Home of the Hamburger
Home of the Hamburger
Residents of Seymour, Wis. (pop. 3,254), know how to make a great hamburger. They ought to: the classic American creation can trace its origins to the town, which proudly bills itself as the "Home of the Hamburger."
The distinction stems from Charlie Nagreen, who reportedly created the first hamburger there in 1885. Nagreen, who lived in nearby Hortonville, Wis., was only 15 years old when he came to the Outagamie County Fair, located on the outskirts of Seymour, and set up a food stand selling meatballs. Since meatballs can be difficult to eat while walking around, Nagreen flattened one in between two pieces of bread. He called his invention the "hamburger," after a German pressed meat product called Hamburg steak.
Today, the town celebrates that heritage annually with Hamburger Fest, scheduled for Aug. 6. To launch the inaugural festival in 1989, residents cooked the world’s largest hamburger—5,520 pounds of ground beef—using a specially constructed 24-square-foot propane gas grill. The feat required a brave volunteer to hang from a crane and season the meat with salt and pepper.
Seymour residents were so proud of their place in the Guinness Book of Records that in 1998, when the town of Saco, Mont. (pop. 250), bested their record with a 3-ton burger, townsfolk began preparations to reclaim their record.

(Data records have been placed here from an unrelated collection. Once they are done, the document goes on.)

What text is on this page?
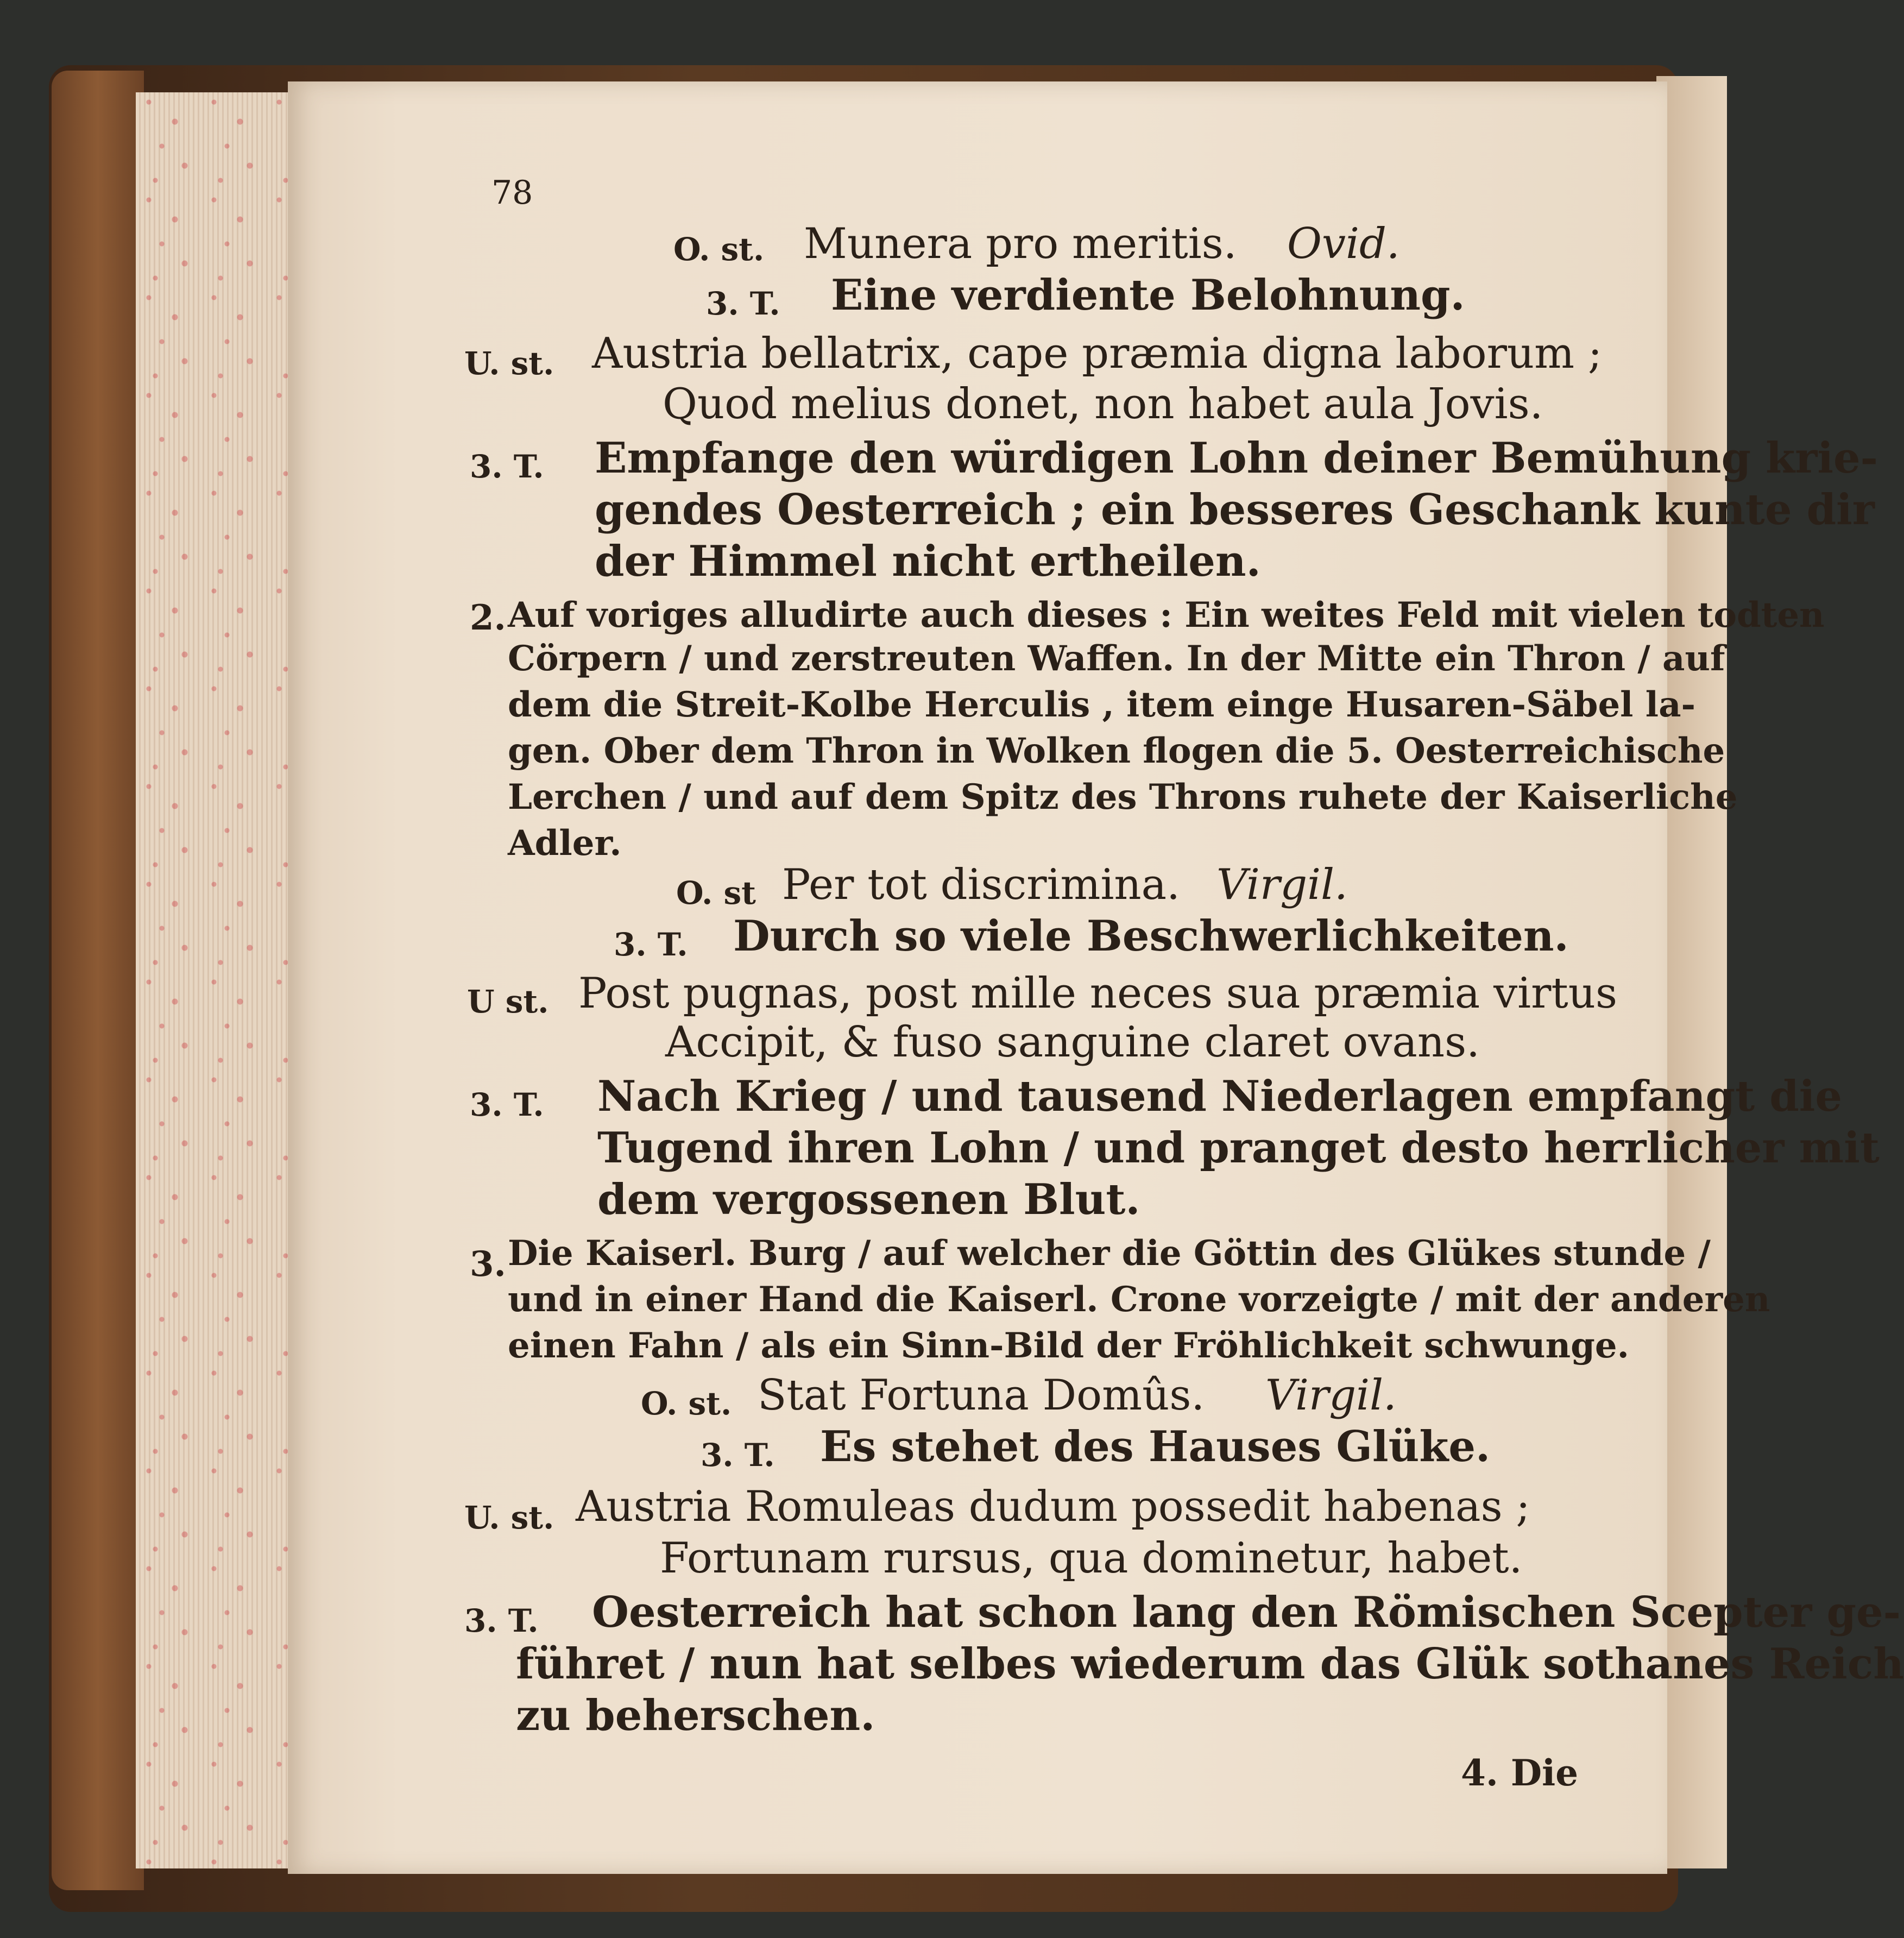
78
O. st. Munera pro meritis. Ovid.
3. T. Eine verdiente Belohnung.
U. st. Austria bellatrix, cape præmia digna laborum ;
Quod melius donet, non habet aula Jovis.
3. T. Empfange den würdigen Lohn deiner Bemühung krie-
gendes Oesterreich ; ein besseres Geschank kunte dir
der Himmel nicht ertheilen.
2. Auf voriges alludirte auch dieses : Ein weites Feld mit vielen todten
Cörpern / und zerstreuten Waffen. In der Mitte ein Thron / auf
dem die Streit-Kolbe Herculis , item einge Husaren-Säbel la-
gen. Ober dem Thron in Wolken flogen die 5. Oesterreichische
Lerchen / und auf dem Spitz des Throns ruhete der Kaiserliche
Adler.
O. st Per tot discrimina. Virgil.
3. T. Durch so viele Beschwerlichkeiten.
U st. Post pugnas, post mille neces sua præmia virtus
Accipit, & fuso sanguine claret ovans.
3. T. Nach Krieg / und tausend Niederlagen empfangt die
Tugend ihren Lohn / und pranget desto herrlicher mit
dem vergossenen Blut.
3. Die Kaiserl. Burg / auf welcher die Göttin des Glükes stunde /
und in einer Hand die Kaiserl. Crone vorzeigte / mit der anderen
einen Fahn / als ein Sinn-Bild der Fröhlichkeit schwunge.
O. st. Stat Fortuna Domûs. Virgil.
3. T. Es stehet des Hauses Glüke.
U. st. Austria Romuleas dudum possedit habenas ;
Fortunam rursus, qua dominetur, habet.
3. T. Oesterreich hat schon lang den Römischen Scepter ge-
führet / nun hat selbes wiederum das Glük sothanes Reich
zu beherschen.
4. Die
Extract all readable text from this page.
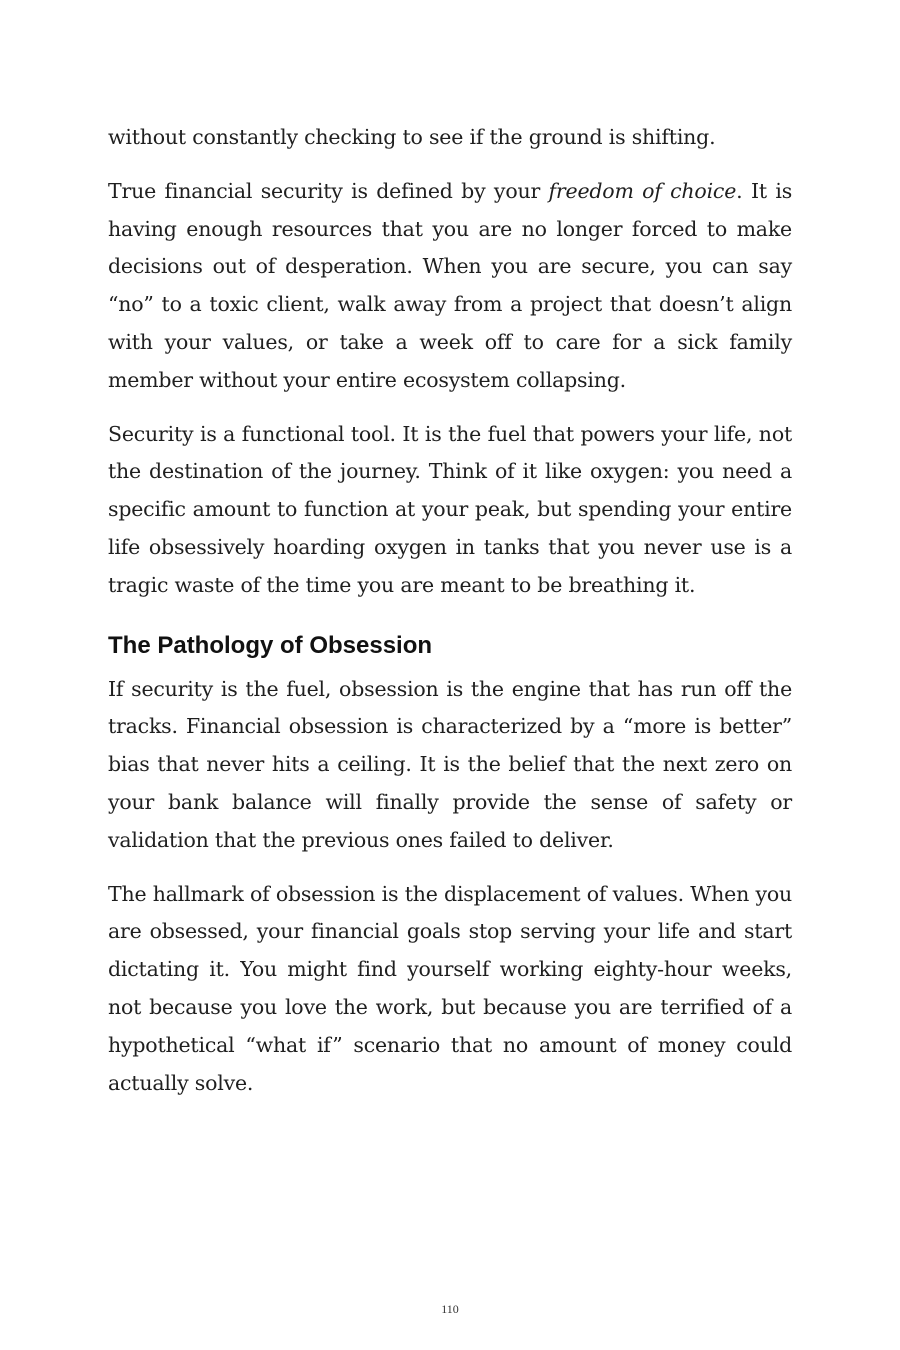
without constantly checking to see if the ground is shifting.

True financial security is defined by your freedom of choice. It is having enough resources that you are no longer forced to make decisions out of desperation. When you are secure, you can say “no” to a toxic client, walk away from a project that doesn’t align with your values, or take a week off to care for a sick family member without your entire ecosystem collapsing.

Security is a functional tool. It is the fuel that powers your life, not the destination of the journey. Think of it like oxygen: you need a specific amount to function at your peak, but spending your entire life obsessively hoarding oxygen in tanks that you never use is a tragic waste of the time you are meant to be breathing it.

The Pathology of Obsession

If security is the fuel, obsession is the engine that has run off the tracks. Financial obsession is characterized by a “more is better” bias that never hits a ceiling. It is the belief that the next zero on your bank balance will finally provide the sense of safety or validation that the previous ones failed to deliver.

The hallmark of obsession is the displacement of values. When you are obsessed, your financial goals stop serving your life and start dictating it. You might find yourself working eighty-hour weeks, not because you love the work, but because you are terrified of a hypothetical “what if” scenario that no amount of money could actually solve.

110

"We waited until 2001 to come back with a 8,266-pounder to knock them out of the water," says Seymour resident Jim Campbell, director of quality assurance for nearby Green Bay, Wis.-based American Foods Group, whose company provides the meat for the town’s big burgers.
Larger burgers are in the festival’s future once someone figures out how to flip one over. "There are a couple of us who are frustrated engineers and are hoping to try it," Campbell adds. Last year, many of the festival’s 7,500 attendees sampled portions of a 60-pound patty.
Of course, the hamburger festival also is ripe with condiments, such as the Ketchup Slide. Young and old alike compete for bragging rights as they run and flop onto a 220-foot piece of hard plastic spread with ketchup and water. Creative cooks showcase their ingenuity in the Top Your Own Burger Contest by covering their patties with pineapple, potatoes and salsa.
Past festivals included the now discontinued Hamburger Olympics, which involved a grill and oversized bun toss. "We’ve gotten a bit more civil you’d say," says Bill Collar, a retired teacher and football coach at Seymour High School who portrays Charlie Nagreen during the festival. "The errant bun would go flying through the air and who knew where it would come down."
Collar says he’s proud to don the white apron and shirt, red suspenders and tie, and vintage white paper hat to portray local icon "Hamburger Charlie." He even resembles Nagreen a bit, says 88-year-old Violet Gauerke, Nagreen’s daughter, who served as grand marshal during last year’s festival parade.
"My father was well known at the Outagamie County Fairgrounds," says Gauerke, who likes her hamburgers well done with ketchup and pickles, just like her father used to make.
During Hamburger Fest and on Sundays from April to December, the Seymour Community Museum and the town’s old railroad depot—home to the Seymour Model Railroad Club—are open to the public. Both buildings house hamburger history and artifacts, such as vintage toys and clothes, photographs, wind-up hamburgers, stuffed burgers and worn condiment costumes that were part of previous hamburger parades.
The most popular artifacts on display are Nagreen’s butter pot, spatula and horseshoe. "Charlie would always put the horseshoe on (his county fair) tent facing down for good luck," says Rita Gosse, president of the Seymour Historical Society.
As to why the town goes to such lengths to celebrate its savory history, Seymour resident and festival griller Jim McMaster says it all: "Because we are the Home of the Hamburger."